Ci voleva il Covid, in Italia, per far scoprire ad economisti ed intellettuali, con incarichi di rilievo nella ‘’burocrazia’’ universitaria e imprenditoriale, che c’è una gran quantità di persone appena sopra il limite di povertà e un piccolo numero di ricchi e super ricchi. E che quindi una società così divisa non funziona.
Ma quello che sorprende, soprattutto dopo il ritardato riconoscimento di aver assecondato per decenni uno schizofrenico sviluppo, è la presunzione di sostenere che per l’uscita dalla gravissima crisi economica, dalle dimensioni ancora imprevedibili, basti affidarsi ‘’a investimenti nel capitale umano e a produzioni sostenibili’’.
Il vicepresidente di Assolombarda, il giornalista e scrittore, Antonio Calabrò ha infatti scritto il saggio ‘’Oltre la fragilità. Le scelte per costruire una nuova trama delle relazioni economiche e sociali’’, con alcune parti anticipate nella recensione di Ferruccio de Bortoli. A questo saggio il Corriere della Sera ha dedicato un’ intera pagina!
L’ottimismo di Calabrò è certamente di buon auspicio, soprattutto riguardo alla ripresa di Milano, che è stata particolarmente colpita dal Covid 19, ma rivela una certa ingenuità e semplicismo , che ci sembra condivisa anche dall’ex direttore del Corriere della Sera e del Sole24Ore.
Sia pure dimostrando grande abilità e lucidità nell’attività giornalistica, entrambi hanno una consolidata frequentazione con l’establishment politico ed economico. Quello stesso establishment che ha fatto “indirizzato” e condotto la nostra società in modo da aumentare quelle disuguaglianze, che oggi appaiono così evidenti e insidiose.
Per entrambi sembra che basti che la grande e piccola imprenditoria diventi “buona e solidale” anche se, sempre sostenuta da uno Stato-mamma, (per tornare ai vecchi tempi). In questo momento, invece, servirebbe un po’ di onestà intellettuale per descrivere e offrire all’opinione pubblica la giusta dimensione della ‘’catastrofe’’ a cui stanno andando incontro le economie occidentali. Italia compresa (se non in pool position!).
Non è soltanto in gioco la ripresa delle attività produttive.
Siamo innanzitutto difronte ad un incredibile cambiamento della domanda di beni e servizi.

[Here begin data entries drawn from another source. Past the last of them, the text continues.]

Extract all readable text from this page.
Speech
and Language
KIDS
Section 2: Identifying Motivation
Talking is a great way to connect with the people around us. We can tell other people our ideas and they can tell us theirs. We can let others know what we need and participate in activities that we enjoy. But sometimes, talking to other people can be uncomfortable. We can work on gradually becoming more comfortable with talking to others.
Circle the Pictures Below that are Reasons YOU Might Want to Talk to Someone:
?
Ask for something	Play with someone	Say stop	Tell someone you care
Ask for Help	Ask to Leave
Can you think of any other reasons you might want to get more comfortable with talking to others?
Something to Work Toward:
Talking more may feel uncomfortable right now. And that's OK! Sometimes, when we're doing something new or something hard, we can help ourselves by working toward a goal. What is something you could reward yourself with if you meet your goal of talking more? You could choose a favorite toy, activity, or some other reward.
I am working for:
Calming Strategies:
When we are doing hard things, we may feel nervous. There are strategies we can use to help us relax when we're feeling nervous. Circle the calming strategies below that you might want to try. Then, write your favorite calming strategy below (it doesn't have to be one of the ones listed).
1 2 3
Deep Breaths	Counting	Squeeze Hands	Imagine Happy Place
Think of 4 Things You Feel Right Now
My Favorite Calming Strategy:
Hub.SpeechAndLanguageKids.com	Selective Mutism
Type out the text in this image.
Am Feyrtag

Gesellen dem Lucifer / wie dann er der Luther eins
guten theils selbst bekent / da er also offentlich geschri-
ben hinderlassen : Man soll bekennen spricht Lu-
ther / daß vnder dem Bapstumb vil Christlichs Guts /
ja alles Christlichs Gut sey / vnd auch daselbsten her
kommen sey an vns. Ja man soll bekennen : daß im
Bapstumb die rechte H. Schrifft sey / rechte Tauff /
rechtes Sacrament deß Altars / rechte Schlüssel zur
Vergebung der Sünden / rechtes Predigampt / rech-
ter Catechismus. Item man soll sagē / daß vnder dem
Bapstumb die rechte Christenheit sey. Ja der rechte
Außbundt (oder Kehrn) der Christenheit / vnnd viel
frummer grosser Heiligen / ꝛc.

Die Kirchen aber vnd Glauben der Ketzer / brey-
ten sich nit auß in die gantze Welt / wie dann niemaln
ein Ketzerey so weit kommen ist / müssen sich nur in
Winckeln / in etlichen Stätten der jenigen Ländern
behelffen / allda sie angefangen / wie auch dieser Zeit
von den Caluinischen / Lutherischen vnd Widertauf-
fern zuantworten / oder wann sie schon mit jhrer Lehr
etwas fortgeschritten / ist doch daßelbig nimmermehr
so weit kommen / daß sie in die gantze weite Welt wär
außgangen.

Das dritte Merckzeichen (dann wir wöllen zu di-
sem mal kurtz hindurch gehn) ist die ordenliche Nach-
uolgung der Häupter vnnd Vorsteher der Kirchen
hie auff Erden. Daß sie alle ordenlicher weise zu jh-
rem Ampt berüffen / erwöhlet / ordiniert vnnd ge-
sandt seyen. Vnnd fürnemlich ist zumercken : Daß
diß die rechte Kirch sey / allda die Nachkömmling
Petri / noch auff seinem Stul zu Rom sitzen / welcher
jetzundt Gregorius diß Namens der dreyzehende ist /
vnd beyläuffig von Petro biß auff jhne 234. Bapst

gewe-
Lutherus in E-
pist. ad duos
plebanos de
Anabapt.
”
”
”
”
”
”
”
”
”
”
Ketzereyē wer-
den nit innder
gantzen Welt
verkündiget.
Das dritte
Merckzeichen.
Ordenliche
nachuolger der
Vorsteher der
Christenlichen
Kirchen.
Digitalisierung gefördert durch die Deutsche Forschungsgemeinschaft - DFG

Non solo per la minore disponibilità economica delle famiglie, ma in gran parte per lo stop al consumismo indotto dal lockdown, e dalla continua all’emergenza sanitaria.
L’imprevedibile e gravissima emergenza sanitaria, ha generato in tutti i livelli della società la consapevolezza della inconsistenza delle fondamenta del nostro rassicurante tran-tran e dal nostro modestissimo sviluppo.
Il mix ha portato gli italiani verso una grande sfiducia nei confronti della classe dirigente e nella politica in generale.
Pertanto la cosiddetta resilienza, ossia la resistenza dalla quale nasce l’energia per rilanciarci, non può essere considerata sul piano puramente economico, ma deve tener conto dell’adeguamento dell’intero apparato produttivo alla diversa condizione del sistema sociale, stravolto dalla Pandemia, tanto più ben lungi dall’essere sconfitta.